In other words, I know what I’m talking about on the subject, though I’m not a doctor.
It is my considered opinion that some insurance companies, HMOs, and medical organizations have decided to cure modern Lyme Disease by changing the parameters. In their defense, it is hard to diagnose, even harder to cure, and requires long-term expensive treatment. Its symptoms mimic fibromyalgia, chronic fatigue syndrome, ALS (Lou Gehrig’s Disease), lupus, rheumatoid arthritis, even the early symptoms of multiple sclerosis. Medical experts warn against using long-term antibiotics, which are essential to successful treatment, because that may build up resistant strains of bacteria. I understand that.
But I also understand the disease. I know many victims who have gotten frustrated trying to get help for Lyme, and have just picked up and gone to Connecticut for treatment and advice, where the modern version of the disease was first diagnosed. And if the victim is a youngster, I have gotten to the point of recommending that myself. If caught early (when the tell-tale “bullseye” rash has shown up) it can usually be cured by a month’s worth of antibiotics, but if the patient has had it for several months, or even years, then it’s going to take months of antibiotic treatment to get remission. So what if that builds up resistant strains of bacteria? If the victim is in constant pain and cannot live a normal life, then should not one cure the pain, even at the risk of creating another possible problem?
Again, I am not a doctor! But I’m an educated victim, because I had to be to get mine under control. In one recent year, no fewer than six doctors from three states have called me for Lyme facts (two for their own symptoms, and one for his grandson’s!), and several have sent patients to me for the purpose of rash identification.

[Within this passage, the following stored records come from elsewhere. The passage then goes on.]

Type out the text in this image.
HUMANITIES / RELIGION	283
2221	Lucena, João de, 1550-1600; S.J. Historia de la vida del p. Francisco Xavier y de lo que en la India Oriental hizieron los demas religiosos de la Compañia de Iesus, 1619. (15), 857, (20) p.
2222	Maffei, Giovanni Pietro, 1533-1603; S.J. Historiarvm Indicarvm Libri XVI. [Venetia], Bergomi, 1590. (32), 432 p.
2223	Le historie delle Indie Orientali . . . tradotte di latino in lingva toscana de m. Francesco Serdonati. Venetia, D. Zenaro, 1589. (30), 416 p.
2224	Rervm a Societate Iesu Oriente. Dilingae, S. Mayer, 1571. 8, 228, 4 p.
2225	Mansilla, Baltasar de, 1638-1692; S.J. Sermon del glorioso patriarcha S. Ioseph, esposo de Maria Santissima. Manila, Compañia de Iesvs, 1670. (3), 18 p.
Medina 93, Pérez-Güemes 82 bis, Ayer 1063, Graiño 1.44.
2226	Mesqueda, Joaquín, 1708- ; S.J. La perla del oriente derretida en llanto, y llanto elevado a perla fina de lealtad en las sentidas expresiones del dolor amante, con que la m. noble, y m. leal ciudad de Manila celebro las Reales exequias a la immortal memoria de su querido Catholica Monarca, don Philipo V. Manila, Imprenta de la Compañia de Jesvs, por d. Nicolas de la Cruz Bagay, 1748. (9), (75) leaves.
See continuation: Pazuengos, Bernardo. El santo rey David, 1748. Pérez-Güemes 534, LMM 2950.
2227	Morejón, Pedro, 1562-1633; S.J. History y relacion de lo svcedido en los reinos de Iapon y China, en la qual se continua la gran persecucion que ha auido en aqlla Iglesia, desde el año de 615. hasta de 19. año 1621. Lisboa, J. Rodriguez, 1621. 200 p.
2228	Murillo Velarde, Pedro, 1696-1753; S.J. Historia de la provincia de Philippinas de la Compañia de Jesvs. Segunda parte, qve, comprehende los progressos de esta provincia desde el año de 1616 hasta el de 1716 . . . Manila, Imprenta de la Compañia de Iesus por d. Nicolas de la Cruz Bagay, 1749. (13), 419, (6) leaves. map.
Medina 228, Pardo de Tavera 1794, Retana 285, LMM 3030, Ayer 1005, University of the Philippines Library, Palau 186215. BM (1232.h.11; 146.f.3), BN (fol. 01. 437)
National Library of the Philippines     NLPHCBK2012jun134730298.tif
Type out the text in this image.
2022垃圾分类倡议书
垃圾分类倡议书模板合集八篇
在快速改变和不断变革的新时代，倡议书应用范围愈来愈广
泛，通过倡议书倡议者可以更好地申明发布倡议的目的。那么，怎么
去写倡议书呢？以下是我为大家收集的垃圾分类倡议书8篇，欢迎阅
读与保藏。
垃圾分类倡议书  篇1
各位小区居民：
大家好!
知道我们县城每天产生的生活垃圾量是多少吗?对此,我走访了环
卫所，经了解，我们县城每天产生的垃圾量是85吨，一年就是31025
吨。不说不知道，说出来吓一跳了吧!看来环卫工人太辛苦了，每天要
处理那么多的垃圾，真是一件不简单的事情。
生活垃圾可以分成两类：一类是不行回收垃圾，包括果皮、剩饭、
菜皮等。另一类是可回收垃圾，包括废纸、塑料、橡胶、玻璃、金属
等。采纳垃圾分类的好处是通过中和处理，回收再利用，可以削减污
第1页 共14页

Obviously, the best advice is to take precautions against contracting Lyme. Avoid areas of tick infestations. Spray a good repellent on your britches legs and socks, around your belt, on your collar, and on your wrists and sleeves. Wear rubber gloves when cleaning game. Watch your pets for signs of lethargy or arthritis. Check for ticks when you come in from the fields, and be sure your family does the same. Notice any unexplained rashes, especially rashes that appear to red and circular in nature. Only about a third of Lyme victims apparently have the telltale “bullseye” rash, but if antibiotic treatment is administered immediately after that rash is noticed, then complete recovery is very likely. Be alert for cold and flu symptoms that hang on longer than they ought to, for stiff neck (the unBiblical kind), arthritis, chronic headaches, extreme fatigue, blurred vision, memory loss, and sleeplessness.
And I highly recommend husband and wife showering together. Look closely for obvious ticks, but also for the smaller variety, described as “freckles that move.” Take your time. One can’t be too careful for Lyme Disease!